Il soutient que le préfet des Hauts-de-Seine ne lui a pas délivré de document autorisant son séjour, alors que le délai qui lui était imparti sur ce point est échu depuis le 7 octobre 2025, et qu’il n’a donc pas exécuté l’ordonnance n° 2515812 rendue par le juge des référés le 22 septembre 2025, malgré plusieurs mises en demeure adressées par son conseil.
La requête a été communiquée au préfet des Hauts-de-Seine, qui n’a pas formulé d’observations en défense.
Vu :
-
l’ordonnance n° 2515812 rendue le 22 septembre 2025 par le juge des référés du tribunal administratif de Cergy-Pontoise ;
-
les autres pièces du dossier.
Vu :
-
la loi n° 91-647 du 10 juillet 1991 relative à l’aide juridique ;
-
le décret n°2020-1717 du 28 décembre 2020 ;
-
le code de l’entrée et du séjour des étrangers et du droit d’asile ;
-
le code de justice administrative.
Le président du tribunal a désigné M. Chabauty, premier conseiller, en application des dispositions de l’article L. 511-2 du code de justice administrative, pour statuer sur les requêtes en référé.
Les parties ont été régulièrement averties du jour de l’audience du 28 octobre 2025 à 10 heures 00.
Le rapport de M. Chabauty, juge des référés, a été entendu au cours de cette audience publique, tenue en présence de Mme El Moctar, greffière d’audience, les parties n’étant ni présentes, ni représentées.
La clôture de l’instruction a été prononcée à l’issue de l’audience.
Considérant ce qui suit :
M. A… B…, ressortissant soudanais né le 17 août 1986, s’est vu accorder le bénéfice de la protection subsidiaire par une décision de la Cour nationale du droit d’asile en date du 28 juin 2024. Le même jour, il a déposé, au moyen du téléservice « ANEF », une demande de titre de séjour en vue de se voir délivrer une carte de séjour temporaire portant la mention « bénéficiaire de la protection subsidiaire », sur le fondement des dispositions de l’article L. 424-9 du code de l’entrée et du séjour des étrangers et du droit d’asile.
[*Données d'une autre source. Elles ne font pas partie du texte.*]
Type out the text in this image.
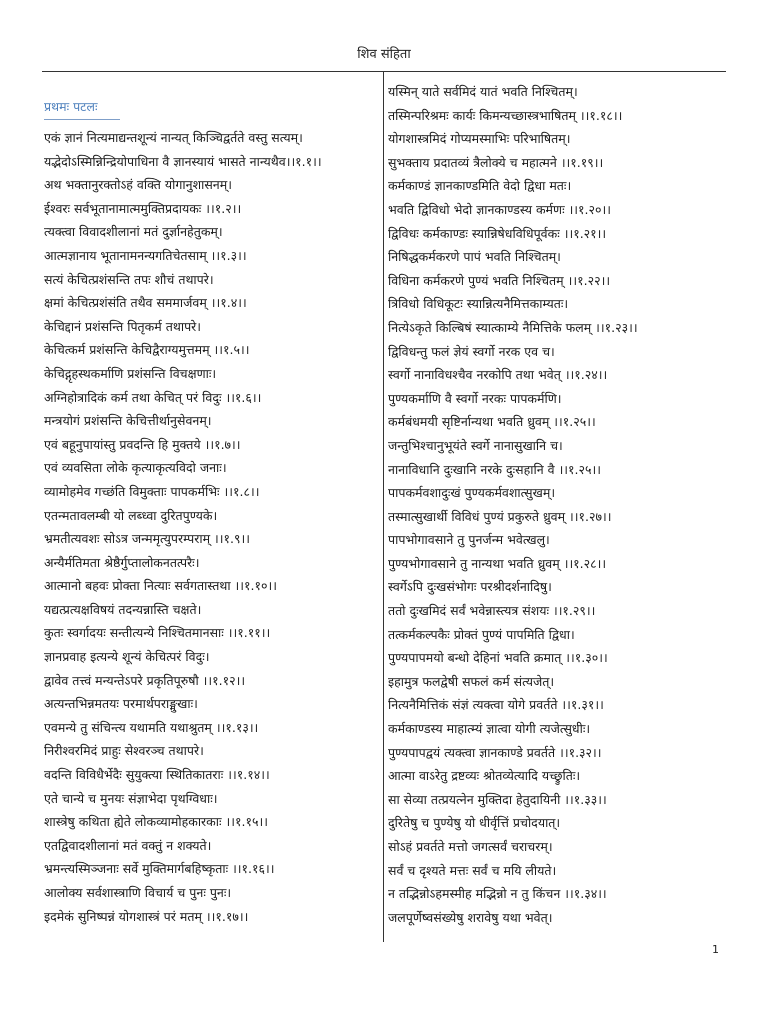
शिव संहिता
प्रथमः पटलः
एकं ज्ञानं नित्यमाद्यन्तशून्यं नान्यत् किञ्चिद्वर्तते वस्तु सत्यम्।
यद्भेदोऽस्मिन्निन्द्रियोपाधिना वै ज्ञानस्यायं भासते नान्यथैव।।१.१।।
अथ भक्तानुरक्तोऽहं वक्ति योगानुशासनम्।
ईश्वरः सर्वभूतानामात्ममुक्तिप्रदायकः ।।१.२।।
त्यक्त्वा विवादशीलानां मतं दुर्ज्ञानहेतुकम्।
आत्मज्ञानाय भूतानामनन्यगतिचेतसाम् ।।१.३।।
सत्यं केचित्प्रशंसन्ति तपः शौचं तथापरे।
क्षमां केचित्प्रशंसंति तथैव सममार्जवम् ।।१.४।।
केचिद्दानं प्रशंसन्ति पितृकर्म तथापरे।
केचित्कर्म प्रशंसन्ति केचिद्वैराग्यमुत्तमम् ।।१.५।।
केचिद्गृहस्थकर्माणि प्रशंसन्ति विचक्षणाः।
अग्निहोत्रादिकं कर्म तथा केचित् परं विदुः ।।१.६।।
मन्त्रयोगं प्रशंसन्ति केचित्तीर्थानुसेवनम्।
एवं बहूनुपायांस्तु प्रवदन्ति हि मुक्तये ।।१.७।।
एवं व्यवसिता लोके कृत्याकृत्यविदो जनाः।
व्यामोहमेव गच्छंति विमुक्ताः पापकर्मभिः ।।१.८।।
एतन्मतावलम्बी यो लब्ध्वा दुरितपुण्यके।
भ्रमतीत्यवशः सोऽत्र जन्ममृत्युपरम्पराम् ।।१.९।।
अन्यैर्मतिमता श्रेष्ठैर्गुप्तालोकनतत्परैः।
आत्मानो बहवः प्रोक्ता नित्याः सर्वगतास्तथा ।।१.१०।।
यद्यत्प्रत्यक्षविषयं तदन्यन्नास्ति चक्षते।
कुतः स्वर्गादयः सन्तीत्यन्ये निश्चितमानसाः ।।१.११।।
ज्ञानप्रवाह इत्यन्ये शून्यं केचित्परं विदुः।
द्वावेव तत्त्वं मन्यन्तेऽपरे प्रकृतिपूरुषौ ।।१.१२।।
अत्यन्तभिन्नमतयः परमार्थपराङ्मुखाः।
एवमन्ये तु संचिन्त्य यथामति यथाश्रुतम् ।।१.१३।।
निरीश्वरमिदं प्राहुः सेश्वरञ्च तथापरे।
वदन्ति विविधैर्भेदैः सुयुक्त्या स्थितिकातराः ।।१.१४।।
एते चान्ये च मुनयः संज्ञाभेदा पृथग्विधाः।
शास्त्रेषु कथिता ह्येते लोकव्यामोहकारकाः ।।१.१५।।
एतद्विवादशीलानां मतं वक्तुं न शक्यते।
भ्रमन्त्यस्मिञ्जनाः सर्वे मुक्तिमार्गबहिष्कृताः ।।१.१६।।
आलोक्य सर्वशास्त्राणि विचार्य च पुनः पुनः।
इदमेकं सुनिष्पन्नं योगशास्त्रं परं मतम् ।।१.१७।।
यस्मिन् याते सर्वमिदं यातं भवति निश्चितम्।
तस्मिन्परिश्रमः कार्यः किमन्यच्छास्त्रभाषितम् ।।१.१८।।
योगशास्त्रमिदं गोप्यमस्माभिः परिभाषितम्।
सुभक्ताय प्रदातव्यं त्रैलोक्ये च महात्मने ।।१.१९।।
कर्मकाण्डं ज्ञानकाण्डमिति वेदो द्विधा मतः।
भवति द्विविधो भेदो ज्ञानकाण्डस्य कर्मणः ।।१.२०।।
द्विविधः कर्मकाण्डः स्यान्निषेधविधिपूर्वकः ।।१.२१।।
निषिद्धकर्मकरणे पापं भवति निश्चितम्।
विधिना कर्मकरणे पुण्यं भवति निश्चितम् ।।१.२२।।
त्रिविधो विधिकूटः स्यान्नित्यनैमित्तकाम्यतः।
नित्येऽकृते किल्बिषं स्यात्काम्ये नैमित्तिके फलम् ।।१.२३।।
द्विविधन्तु फलं ज्ञेयं स्वर्गो नरक एव च।
स्वर्गो नानाविधश्चैव नरकोपि तथा भवेत् ।।१.२४।।
पुण्यकर्माणि वै स्वर्गो नरकः पापकर्मणि।
कर्मबंधमयी सृष्टिर्नान्यथा भवति ध्रुवम् ।।१.२५।।
जन्तुभिश्चानुभूयंते स्वर्गे नानासुखानि च।
नानाविधानि दुःखानि नरके दुःसहानि वै ।।१.२५।।
पापकर्मवशादुःखं पुण्यकर्मवशात्सुखम्।
तस्मात्सुखार्थी विविधं पुण्यं प्रकुरुते ध्रुवम् ।।१.२७।।
पापभोगावसाने तु पुनर्जन्म भवेत्खलु।
पुण्यभोगावसाने तु नान्यथा भवति ध्रुवम् ।।१.२८।।
स्वर्गेऽपि दुःखसंभोगः परश्रीदर्शनादिषु।
ततो दुःखमिदं सर्वं भवेन्नास्त्यत्र संशयः ।।१.२९।।
तत्कर्मकल्पकैः प्रोक्तं पुण्यं पापमिति द्विधा।
पुण्यपापमयो बन्धो देहिनां भवति क्रमात् ।।१.३०।।
इहामुत्र फलद्वेषी सफलं कर्म संत्यजेत्।
नित्यनैमित्तिकं संज्ञं त्यक्त्वा योगे प्रवर्तते ।।१.३१।।
कर्मकाण्डस्य माहात्म्यं ज्ञात्वा योगी त्यजेत्सुधीः।
पुण्यपापद्वयं त्यक्त्वा ज्ञानकाण्डे प्रवर्तते ।।१.३२।।
आत्मा वाऽरेतु द्रष्टव्यः श्रोतव्येत्यादि यच्छ्रुतिः।
सा सेव्या तत्प्रयत्नेन मुक्तिदा हेतुदायिनी ।।१.३३।।
दुरितेषु च पुण्येषु यो धीर्वृत्तिं प्रचोदयात्।
सोऽहं प्रवर्तते मत्तो जगत्सर्वं चराचरम्।
सर्वं च दृश्यते मत्तः सर्वं च मयि लीयते।
न तद्भिन्नोऽहमस्मीह मद्भिन्नो न तु किंचन ।।१.३४।।
जलपूर्णेष्वसंख्येषु शरावेषु यथा भवेत्।
1
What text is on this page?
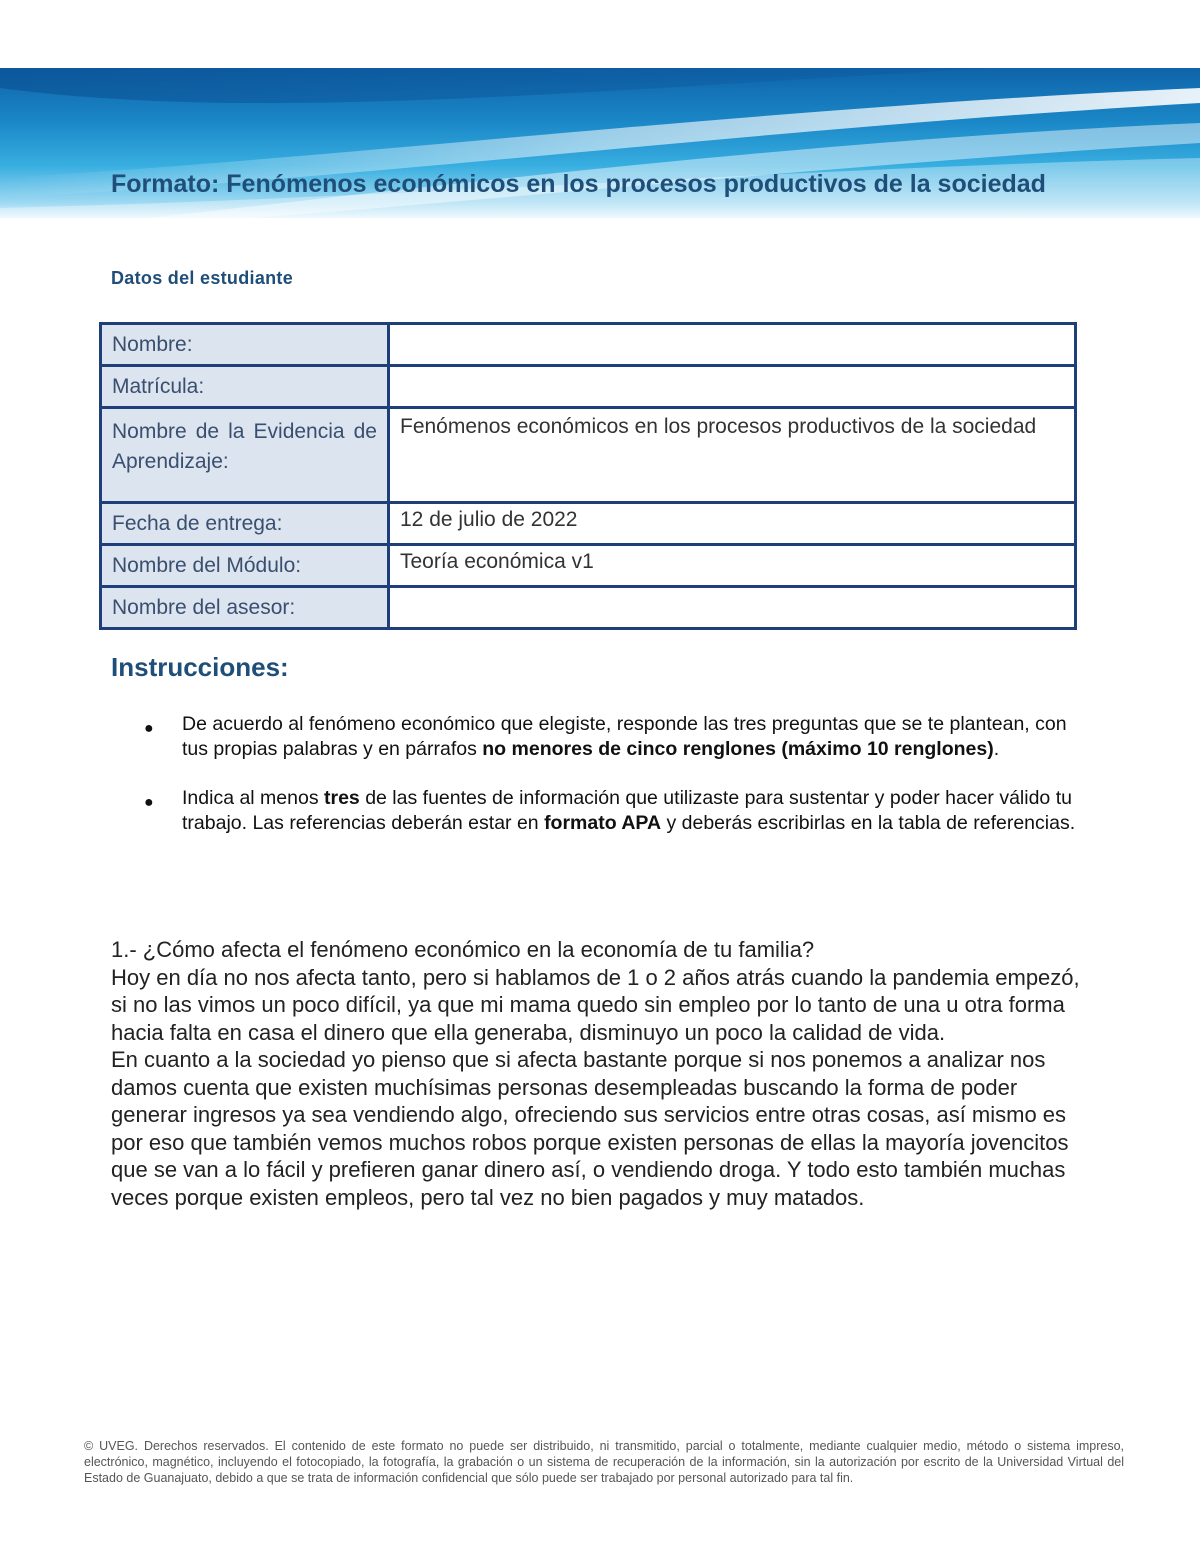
Formato: Fenómenos económicos en los procesos productivos de la sociedad
Datos del estudiante
Nombre:	
Matrícula:	
Nombre de la Evidencia de Aprendizaje:	Fenómenos económicos en los procesos productivos de la sociedad
Fecha de entrega:	12 de julio de 2022
Nombre del Módulo:	Teoría económica v1
Nombre del asesor:	
Instrucciones:
● De acuerdo al fenómeno económico que elegiste, responde las tres preguntas que se te plantean, con tus propias palabras y en párrafos no menores de cinco renglones (máximo 10 renglones).
● Indica al menos tres de las fuentes de información que utilizaste para sustentar y poder hacer válido tu trabajo. Las referencias deberán estar en formato APA y deberás escribirlas en la tabla de referencias.

1.- ¿Cómo afecta el fenómeno económico en la economía de tu familia?

Hoy en día no nos afecta tanto, pero si hablamos de 1 o 2 años atrás cuando la pandemia empezó, si no las vimos un poco difícil, ya que mi mama quedo sin empleo por lo tanto de una u otra forma hacia falta en casa el dinero que ella generaba, disminuyo un poco la calidad de vida.

En cuanto a la sociedad yo pienso que si afecta bastante porque si nos ponemos a analizar nos damos cuenta que existen muchísimas personas desempleadas buscando la forma de poder generar ingresos ya sea vendiendo algo, ofreciendo sus servicios entre otras cosas, así mismo es por eso que también vemos muchos robos porque existen personas de ellas la mayoría jovencitos que se van a lo fácil y prefieren ganar dinero así, o vendiendo droga. Y todo esto también muchas veces porque existen empleos, pero tal vez no bien pagados y muy matados.

© UVEG. Derechos reservados. El contenido de este formato no puede ser distribuido, ni transmitido, parcial o totalmente, mediante cualquier medio, método o sistema impreso, electrónico, magnético, incluyendo el fotocopiado, la fotografía, la grabación o un sistema de recuperación de la información, sin la autorización por escrito de la Universidad Virtual del Estado de Guanajuato, debido a que se trata de información confidencial que sólo puede ser trabajado por personal autorizado para tal fin.
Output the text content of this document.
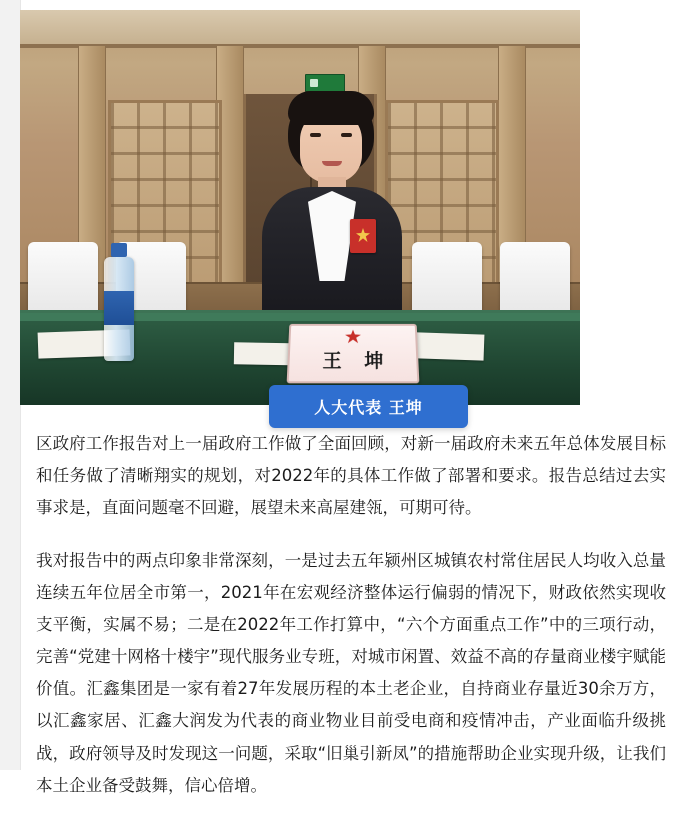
王 坤
人大代表 王坤

区政府工作报告对上一届政府工作做了全面回顾，对新一届政府未来五年总体发展目标和任务做了清晰翔实的规划，对2022年的具体工作做了部署和要求。报告总结过去实事求是，直面问题毫不回避，展望未来高屋建瓴，可期可待。

我对报告中的两点印象非常深刻，一是过去五年颍州区城镇农村常住居民人均收入总量连续五年位居全市第一，2021年在宏观经济整体运行偏弱的情况下，财政依然实现收支平衡，实属不易；二是在2022年工作打算中，“六个方面重点工作”中的三项行动，完善“党建十网格十楼宇”现代服务业专班，对城市闲置、效益不高的存量商业楼宇赋能价值。汇鑫集团是一家有着27年发展历程的本土老企业，自持商业存量近30余万方，以汇鑫家居、汇鑫大润发为代表的商业物业目前受电商和疫情冲击，产业面临升级挑战，政府领导及时发现这一问题，采取“旧巢引新凤”的措施帮助企业实现升级，让我们本土企业备受鼓舞，信心倍增。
Par une ordonnance n° 2515812 du 22 septembre 2025, le juge des référés du présent tribunal, statuant sur le fondement des dispositions de l’article L. 521-1 du code de justice administrative, d’une part, a ordonné la suspension de l’exécution de la décision implicite par laquelle le préfet des Hauts-de-Seine a rejeté la demande de titre de séjour du requérant et, d’autre part, a enjoint au préfet des Hauts-de-Seine de réexaminer la situation de M. B… dans un délai d’un mois à compter de la notification de ladite ordonnance et de délivrer à l’intéressé une attestation de prolongation d’instruction l’autorisant à travailler dans un délai de quinze jours à compter de la notification de ladite ordonnance. Soutenant que cette dernière injonction n’a pas été exécutée, le requérant saisit de nouveau le juge des référés, sur le fondement des dispositions de l’article L. 521-4 du code de justice administrative, et demande à ce qu’il soit enjoint au préfet des Hauts-de-Seine de lui délivrer une attestation de prolongation d’instruction dans un délai de vingt-quatre heures à compter de la notification de l’ordonnance à intervenir, sous astreinte de 500 euros par jour de retard, tout en maintenant le dispositif initial relatif au délai fixé pour le réexamen de sa demande de titre de séjour.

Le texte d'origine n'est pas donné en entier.